Najważniejszym jednak pytaniem odnośnie food porn wydaje się
powód do takiej erotyzacji jedzenia. Jest wiele teorii. Niektórzy uważają, że
jedzenie zostało okrzyknięte nowym seksem. W czasach gdy seks nie jest już
tabu, czymś zakazanym, ludzie szukają innych wrażeń. Ważne nagle stało się z
kim, gdzie i co jadasz. Inna teoria wiąże się z ideą slow food. Od wprowadzenia
szybkiego trybu życia, ciągle w biegu i rozpopularyzowania fast foodów minęło
kilka lat. Teraz jesteśmy nawoływani do zwolnienia tempa i rozkoszowania się
chwilą. Dlatego przechodzimy renesans kultury jedzenia, gdzie obiad jest
celebrowany jak niegdyś uczta u króla.
Królową food porn-u została okrzyknięta Nigella Lawson. Jest
ona znana z kokieteryjnego zachowania przed kamerą podczas gotowania. Jej zmysłowe
przedstawienie jedzenia z pewnością wpłynęło na rozwój food porn-u.

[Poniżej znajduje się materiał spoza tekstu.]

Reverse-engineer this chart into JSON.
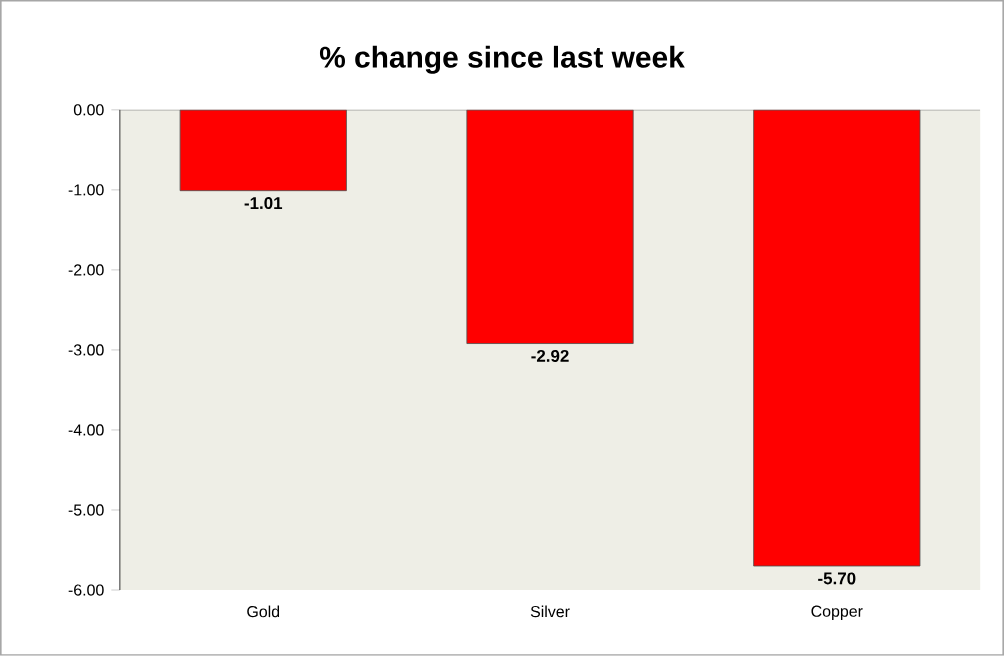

A co wy myślicie o food pornie? Czy trend gdzie prawie każdy
posiłek znajomych ląduje u nich na wall-u nie jest trochę przesadzony?
Atrakcyjność jedzenia jest ważna, pozwala nam się cieszyć potrawą. Należy
jednak pamiętać, że jedzenie nie może być tylko miłe dla oka ale także dla
podniebienia.
Dla wielbicieli gatunku polecamy stronę foodporndaily.com
zdjęcia na tej stronie są na prawde super apetyczne :D mniam!